Circuits and Formulas for Datalog over Semirings
Austen Z. Fan, Paraschos Koutris, Sudeepa Roy
TL;DR
The paper addresses how to efficiently store and compute provenance polynomials for Datalog programs interpreted over absorptive semirings by analyzing circuit and formula representations. It develops a depth versus size framework, proving a dichotomy in circuit depth between $Θ(\log m)$ and $Θ(\log^2 m)$ for several Datalog fragments, and shows polynomial-size circuits align with these depth regimes. It also identifies conditions under which polynomial-size formulas exist, notably linking boundedness over absorptive ⊗-idempotent semirings to equivalence with UCQs and finite CFG languages. Additionally, the work extends upper bounds to the polynomial fringe property, provides tight results for RPQs and TC-like problems, and situates these results within broader semiring theory and query evaluation, with implications for parallel provenance computation.
Abstract
In this paper, we study circuits and formulas for provenance polynomials of Datalog programs. We ask the following question: given an absorptive semiring and a fact of a Datalog program, what is the optimal depth and size of a circuit/formula that computes its provenance polynomial?

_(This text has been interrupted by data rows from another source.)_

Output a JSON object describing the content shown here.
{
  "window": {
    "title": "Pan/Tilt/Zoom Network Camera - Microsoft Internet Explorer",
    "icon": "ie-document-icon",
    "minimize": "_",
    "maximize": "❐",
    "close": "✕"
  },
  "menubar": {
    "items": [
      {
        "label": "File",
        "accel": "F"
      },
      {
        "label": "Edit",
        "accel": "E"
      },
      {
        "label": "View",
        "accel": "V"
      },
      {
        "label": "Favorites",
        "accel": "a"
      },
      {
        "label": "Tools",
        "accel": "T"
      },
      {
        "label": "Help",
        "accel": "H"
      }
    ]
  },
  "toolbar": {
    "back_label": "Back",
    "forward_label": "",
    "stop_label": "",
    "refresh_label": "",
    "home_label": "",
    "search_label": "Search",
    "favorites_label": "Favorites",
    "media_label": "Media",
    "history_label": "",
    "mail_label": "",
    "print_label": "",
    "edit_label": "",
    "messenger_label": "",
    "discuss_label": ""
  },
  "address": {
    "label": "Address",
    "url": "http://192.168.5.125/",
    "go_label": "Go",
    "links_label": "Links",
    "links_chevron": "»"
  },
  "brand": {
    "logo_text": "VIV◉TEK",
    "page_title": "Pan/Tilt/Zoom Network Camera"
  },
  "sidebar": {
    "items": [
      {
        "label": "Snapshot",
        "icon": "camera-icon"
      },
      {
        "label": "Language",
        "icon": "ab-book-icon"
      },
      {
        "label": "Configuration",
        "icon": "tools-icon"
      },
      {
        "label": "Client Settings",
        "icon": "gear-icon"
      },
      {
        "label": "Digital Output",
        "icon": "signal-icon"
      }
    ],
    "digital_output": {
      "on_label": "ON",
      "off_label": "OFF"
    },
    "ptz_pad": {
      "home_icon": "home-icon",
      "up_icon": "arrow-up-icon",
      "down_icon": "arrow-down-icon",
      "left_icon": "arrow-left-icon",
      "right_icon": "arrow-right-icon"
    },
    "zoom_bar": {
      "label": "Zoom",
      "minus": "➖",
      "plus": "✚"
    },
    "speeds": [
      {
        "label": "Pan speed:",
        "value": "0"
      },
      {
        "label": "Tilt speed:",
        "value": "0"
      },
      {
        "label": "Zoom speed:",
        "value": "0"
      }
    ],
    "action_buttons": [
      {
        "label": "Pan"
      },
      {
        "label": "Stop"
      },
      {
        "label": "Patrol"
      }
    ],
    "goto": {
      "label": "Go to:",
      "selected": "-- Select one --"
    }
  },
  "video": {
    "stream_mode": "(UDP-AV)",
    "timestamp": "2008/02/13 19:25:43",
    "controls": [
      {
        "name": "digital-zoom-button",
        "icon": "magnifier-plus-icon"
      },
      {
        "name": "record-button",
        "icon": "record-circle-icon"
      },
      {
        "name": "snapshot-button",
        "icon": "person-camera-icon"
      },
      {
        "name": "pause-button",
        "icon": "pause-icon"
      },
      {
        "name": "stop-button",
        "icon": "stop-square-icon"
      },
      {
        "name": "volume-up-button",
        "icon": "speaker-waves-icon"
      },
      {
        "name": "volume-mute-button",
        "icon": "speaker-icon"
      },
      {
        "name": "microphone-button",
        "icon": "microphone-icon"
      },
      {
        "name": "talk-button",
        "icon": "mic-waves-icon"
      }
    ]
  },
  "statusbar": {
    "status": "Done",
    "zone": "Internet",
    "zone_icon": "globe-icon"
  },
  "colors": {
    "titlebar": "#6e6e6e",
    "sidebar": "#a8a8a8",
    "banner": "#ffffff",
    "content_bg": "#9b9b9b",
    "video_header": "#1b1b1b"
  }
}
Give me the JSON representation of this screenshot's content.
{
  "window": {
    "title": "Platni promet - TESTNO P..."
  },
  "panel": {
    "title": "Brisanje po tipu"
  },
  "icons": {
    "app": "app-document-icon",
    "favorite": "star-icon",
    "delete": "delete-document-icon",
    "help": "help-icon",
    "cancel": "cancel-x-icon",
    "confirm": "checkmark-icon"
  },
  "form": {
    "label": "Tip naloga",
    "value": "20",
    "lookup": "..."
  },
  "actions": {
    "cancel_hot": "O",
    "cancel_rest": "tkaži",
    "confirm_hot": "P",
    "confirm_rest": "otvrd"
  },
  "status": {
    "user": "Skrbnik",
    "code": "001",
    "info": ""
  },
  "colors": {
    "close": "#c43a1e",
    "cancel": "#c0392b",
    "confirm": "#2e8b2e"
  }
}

We focus on absorptive semirings as these guarantee the existence of a polynomial-size circuit. Our main result is a dichotomy for several classes of Datalog programs on whether they admit a formula of polynomial size or not. We achieve this result by showing that for these Datalog programs the optimal circuit depth is either $Θ(\log m)$ or $Θ(\log^2 m)$, where $m$ is the input size. We also show that for Datalog programs with the polynomial fringe property, we can always construct low-depth circuits of size $O(\log^2 m)$. Finally, we give characterizations of when Datalog programs are bounded over more general semirings.